I understand that I am not a Moode developer. I'm not making a demand here, or a feature request. Just curious if there are plans to make Moode Audio a repository instead it's own OS.
I can't speak for the moOde developers, but I am a developer with decades of experience so I can speak in general terms about your request.
You can't decouple" moOde from the OS because it relies on the OS, and not just for simple, asynchronous I/O. moOde is very much dependent on timing, CPU loading, etc. If you update something in the OS that moOde relies on, it can potentially "break" moOde. You could even update something moOde does not directly rely on and find that the update is doing something harmful, such as causing excessive interrupt latency, that interferes with moOde.

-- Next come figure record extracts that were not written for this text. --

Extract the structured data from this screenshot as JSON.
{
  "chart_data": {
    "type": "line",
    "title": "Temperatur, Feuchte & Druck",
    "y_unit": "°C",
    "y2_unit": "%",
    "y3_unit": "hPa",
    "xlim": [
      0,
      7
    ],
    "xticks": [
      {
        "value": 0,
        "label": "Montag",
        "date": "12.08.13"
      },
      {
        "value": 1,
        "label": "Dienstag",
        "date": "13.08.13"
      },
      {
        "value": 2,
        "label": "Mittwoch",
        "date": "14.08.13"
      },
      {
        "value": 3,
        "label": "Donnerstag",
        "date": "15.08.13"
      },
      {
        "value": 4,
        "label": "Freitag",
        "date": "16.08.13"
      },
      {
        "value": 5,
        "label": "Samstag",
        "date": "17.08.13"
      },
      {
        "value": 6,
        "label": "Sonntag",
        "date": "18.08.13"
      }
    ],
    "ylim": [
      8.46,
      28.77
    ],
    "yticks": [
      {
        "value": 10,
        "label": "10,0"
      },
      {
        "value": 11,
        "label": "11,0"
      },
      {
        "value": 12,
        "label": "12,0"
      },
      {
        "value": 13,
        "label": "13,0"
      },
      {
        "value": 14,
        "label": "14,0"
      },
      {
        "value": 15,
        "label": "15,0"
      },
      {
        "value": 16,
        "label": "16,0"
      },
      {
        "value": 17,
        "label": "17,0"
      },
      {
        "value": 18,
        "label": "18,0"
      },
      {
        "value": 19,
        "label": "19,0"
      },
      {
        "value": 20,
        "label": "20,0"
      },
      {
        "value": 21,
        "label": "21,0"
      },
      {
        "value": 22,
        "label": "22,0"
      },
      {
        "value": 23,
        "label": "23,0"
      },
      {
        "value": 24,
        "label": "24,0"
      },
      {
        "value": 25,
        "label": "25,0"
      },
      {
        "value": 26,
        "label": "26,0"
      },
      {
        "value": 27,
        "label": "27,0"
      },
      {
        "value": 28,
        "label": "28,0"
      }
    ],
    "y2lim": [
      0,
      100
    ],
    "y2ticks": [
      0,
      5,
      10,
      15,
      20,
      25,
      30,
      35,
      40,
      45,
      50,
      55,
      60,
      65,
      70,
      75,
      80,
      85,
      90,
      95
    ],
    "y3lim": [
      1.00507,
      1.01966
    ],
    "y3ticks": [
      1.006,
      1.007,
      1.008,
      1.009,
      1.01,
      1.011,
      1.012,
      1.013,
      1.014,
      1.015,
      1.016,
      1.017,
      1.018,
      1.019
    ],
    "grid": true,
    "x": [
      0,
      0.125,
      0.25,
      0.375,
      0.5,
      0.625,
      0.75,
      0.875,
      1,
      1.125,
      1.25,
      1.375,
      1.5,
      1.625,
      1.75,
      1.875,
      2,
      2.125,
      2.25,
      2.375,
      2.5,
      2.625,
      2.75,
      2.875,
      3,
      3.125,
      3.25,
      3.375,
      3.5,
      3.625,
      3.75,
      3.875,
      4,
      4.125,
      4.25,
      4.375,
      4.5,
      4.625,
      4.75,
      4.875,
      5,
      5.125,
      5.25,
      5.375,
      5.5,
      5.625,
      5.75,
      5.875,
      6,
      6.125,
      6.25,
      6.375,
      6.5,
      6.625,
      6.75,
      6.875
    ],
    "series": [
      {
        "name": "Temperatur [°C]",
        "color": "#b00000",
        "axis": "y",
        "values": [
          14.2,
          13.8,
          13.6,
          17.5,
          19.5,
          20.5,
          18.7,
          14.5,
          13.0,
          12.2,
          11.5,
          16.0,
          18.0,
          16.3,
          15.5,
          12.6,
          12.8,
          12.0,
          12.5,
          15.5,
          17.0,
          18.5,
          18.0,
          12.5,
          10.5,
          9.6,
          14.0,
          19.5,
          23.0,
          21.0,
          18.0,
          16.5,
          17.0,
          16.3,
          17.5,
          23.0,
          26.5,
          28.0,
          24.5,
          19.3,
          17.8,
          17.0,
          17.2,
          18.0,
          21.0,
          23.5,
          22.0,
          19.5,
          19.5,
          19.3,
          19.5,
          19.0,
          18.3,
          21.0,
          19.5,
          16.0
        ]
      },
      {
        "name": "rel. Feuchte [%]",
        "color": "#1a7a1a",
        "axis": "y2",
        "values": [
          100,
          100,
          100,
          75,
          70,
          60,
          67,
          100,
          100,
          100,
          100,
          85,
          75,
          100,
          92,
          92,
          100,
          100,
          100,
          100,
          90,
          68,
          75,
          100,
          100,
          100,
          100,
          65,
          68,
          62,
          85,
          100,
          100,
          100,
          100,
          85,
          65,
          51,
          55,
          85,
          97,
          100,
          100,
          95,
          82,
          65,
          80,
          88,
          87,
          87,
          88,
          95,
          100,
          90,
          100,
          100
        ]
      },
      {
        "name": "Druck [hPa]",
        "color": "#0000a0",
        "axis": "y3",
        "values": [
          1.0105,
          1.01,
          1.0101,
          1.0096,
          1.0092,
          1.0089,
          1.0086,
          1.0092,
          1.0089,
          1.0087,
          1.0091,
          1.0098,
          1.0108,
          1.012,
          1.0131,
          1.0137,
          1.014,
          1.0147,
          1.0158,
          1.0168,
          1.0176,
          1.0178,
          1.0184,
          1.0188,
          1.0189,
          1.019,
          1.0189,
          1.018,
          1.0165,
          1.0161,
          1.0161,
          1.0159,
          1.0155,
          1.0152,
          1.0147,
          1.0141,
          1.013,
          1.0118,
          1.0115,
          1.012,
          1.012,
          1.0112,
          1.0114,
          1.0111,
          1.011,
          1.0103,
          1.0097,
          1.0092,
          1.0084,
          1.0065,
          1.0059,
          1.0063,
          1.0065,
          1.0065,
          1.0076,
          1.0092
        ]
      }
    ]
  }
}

What makes moOde so darned reliable is that it can be tested as a complete, integrated system. What makes it so supportable is binary consistency; your v7.3.0 is the same as everyone else's v7.3.0. If you report 'stuttering' playback, the developers don't have to go down the path of determining every OS component that you have updated, and then evaluating whether the update in question, alone or in combination with your other updates, could have lead to the problem.
Look at a Marantz NA6006, a commercial network audio player. It's based on Linux, but Marantz doesn't support upgrading the Linux kernel and components separately from the Marantz device-specific application(s). I can't speak for Marantz's engineers, but I strongly suspect it's for those same reasons.